Brazil has five macro regions each with its own distinctive eco-weather system - Central West, North East, North, South East, South. These five regions are then divided into 27 states, which includes the Federal District of Brasilia, which are then split into municipalities, with their own laws and governments – over 5,500 – and then sub-divided into districts – just under 9,300.
1) Central West
2) North East
4) South East
The large tropical pink area in the middle is the Central West region which includes the states of Goiás, Mato Grosso and Mato Grosso do Sul, as well as the Federal District of Brasilia. The land is undulating and is known locally as cerrado, with mainly small trees and shrubs. Nowadays most of it has been cleared for farming – soya beans – and feeding large herds of cattle. In the South West there are the Pantanal wetlands, the home of considerable wildlife, many birds and cayman, and has about 10 million people.
The semi-arid Tropical region of the Northeast has nine states – Alagoas, Bahia, Ceara, Maranhao, Paraiba, Pernambuco, Piaui, Rio Grande de Norte and Sergipe – which are some of the hottest parts of Brazil. It is home to over 18% of the rural population and has received support from the Government with large funding programmes. Some of the states - Bahia, Pernambuco and Rio Grande de Norte - have made great strides with agriculture, tourism around the coast and industry, notably with car manufacturing – Ford -in Bahia.
The equatorial North covers the entire Amazon and is the largest region in Brazil amounting to over 45%. It includes seven states from west to east - Rondônia, Acre, Amazonas, Roraima, Pará, Amapá and Tocantins. As we all know the amazon is the largest tropical forest on the Earth and our principal lung. The forest has produced many things in the past – rubber and cocoa – and now is the home for minerals, farming and raising huge herds of cattle. There have been major problems with logging, with the government passing a series of laws to limit the rate of deforestation. The population has always been very sparse but has grown gradually over the past 40 years and now has 7% of the total.
The industrial heartland of Brazil is housed in the South East region comprising the four states of Sao Paulo, Minas Gerais, Espírito Santo and Rio de Janeiro. It is home to nearly 40% of the population and covers about 11% of the Brazil’s land mass. The main driver to the industry and population statistics is the migration from all over the world, which has created the highest living standard in Brazil, some of the densest urban populations and the most congested city streets. It also has one of the world’s largest mega cities in Sao Paulo and the state of Sao Paulo produces more than half the industrial output for the country – auto, aero, chemical, IT - plus huge quantities of a food from its massive agriculture sector.

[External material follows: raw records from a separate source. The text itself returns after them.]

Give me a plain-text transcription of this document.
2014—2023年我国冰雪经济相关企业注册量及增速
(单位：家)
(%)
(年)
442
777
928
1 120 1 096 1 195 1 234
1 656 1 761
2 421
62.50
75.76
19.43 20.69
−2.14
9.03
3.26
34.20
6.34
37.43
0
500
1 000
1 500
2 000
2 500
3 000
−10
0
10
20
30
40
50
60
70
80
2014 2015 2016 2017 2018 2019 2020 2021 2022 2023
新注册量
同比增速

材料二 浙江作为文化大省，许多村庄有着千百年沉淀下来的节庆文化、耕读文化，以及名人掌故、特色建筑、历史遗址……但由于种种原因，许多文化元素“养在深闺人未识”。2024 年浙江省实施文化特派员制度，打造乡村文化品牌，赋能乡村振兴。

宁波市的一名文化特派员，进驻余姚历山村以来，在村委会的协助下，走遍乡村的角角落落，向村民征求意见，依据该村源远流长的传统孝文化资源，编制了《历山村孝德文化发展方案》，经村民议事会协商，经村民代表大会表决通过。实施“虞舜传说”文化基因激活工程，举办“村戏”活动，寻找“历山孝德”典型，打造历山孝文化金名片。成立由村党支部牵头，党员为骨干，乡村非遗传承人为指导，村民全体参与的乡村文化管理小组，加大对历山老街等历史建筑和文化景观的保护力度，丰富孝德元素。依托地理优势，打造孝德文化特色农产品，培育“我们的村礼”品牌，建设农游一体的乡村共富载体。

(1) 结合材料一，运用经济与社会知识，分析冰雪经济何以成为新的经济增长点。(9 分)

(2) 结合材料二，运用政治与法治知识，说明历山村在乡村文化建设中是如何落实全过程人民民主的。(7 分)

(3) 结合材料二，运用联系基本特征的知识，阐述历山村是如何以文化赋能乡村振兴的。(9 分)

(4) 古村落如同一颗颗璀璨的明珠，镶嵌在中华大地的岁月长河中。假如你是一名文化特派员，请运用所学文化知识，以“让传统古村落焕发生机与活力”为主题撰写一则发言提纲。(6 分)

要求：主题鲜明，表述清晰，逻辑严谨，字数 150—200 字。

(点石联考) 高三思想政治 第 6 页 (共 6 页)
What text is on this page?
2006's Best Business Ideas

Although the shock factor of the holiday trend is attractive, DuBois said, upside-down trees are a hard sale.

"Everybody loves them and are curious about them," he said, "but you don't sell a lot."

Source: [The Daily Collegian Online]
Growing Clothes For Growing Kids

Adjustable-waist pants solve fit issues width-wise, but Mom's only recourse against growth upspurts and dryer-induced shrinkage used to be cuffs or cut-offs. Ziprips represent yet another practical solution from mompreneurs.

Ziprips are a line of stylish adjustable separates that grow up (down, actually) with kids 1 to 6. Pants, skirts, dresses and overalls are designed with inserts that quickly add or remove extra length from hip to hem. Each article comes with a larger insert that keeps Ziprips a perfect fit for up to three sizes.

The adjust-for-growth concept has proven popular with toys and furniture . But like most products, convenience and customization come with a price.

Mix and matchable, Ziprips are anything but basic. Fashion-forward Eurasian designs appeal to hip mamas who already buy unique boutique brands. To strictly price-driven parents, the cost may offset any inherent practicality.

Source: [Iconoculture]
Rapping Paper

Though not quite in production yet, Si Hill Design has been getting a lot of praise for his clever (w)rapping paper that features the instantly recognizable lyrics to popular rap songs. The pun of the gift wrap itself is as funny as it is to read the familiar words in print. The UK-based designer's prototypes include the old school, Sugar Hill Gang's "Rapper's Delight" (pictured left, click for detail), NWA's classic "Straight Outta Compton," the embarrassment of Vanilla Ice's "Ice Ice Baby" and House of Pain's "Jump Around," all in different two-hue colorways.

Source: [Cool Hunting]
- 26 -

Paraná, Rio Grande do Sul, and Santa Catarina make up the final area in the temperate South, equating to about 7% of the land mass and with 14% of the population. It is located south of the Tropic of Capricorn and kept colder than the rest of Brazil by the cold Falkland current. The region can feel very Germanic due to the high level of immigration from Germany. The coast is heavily populated with the main cities of Porto Alegre and Curitiba and as well has a very productive agricultural sector and industry that is involved with textiles and the growing Oil & Gas sector.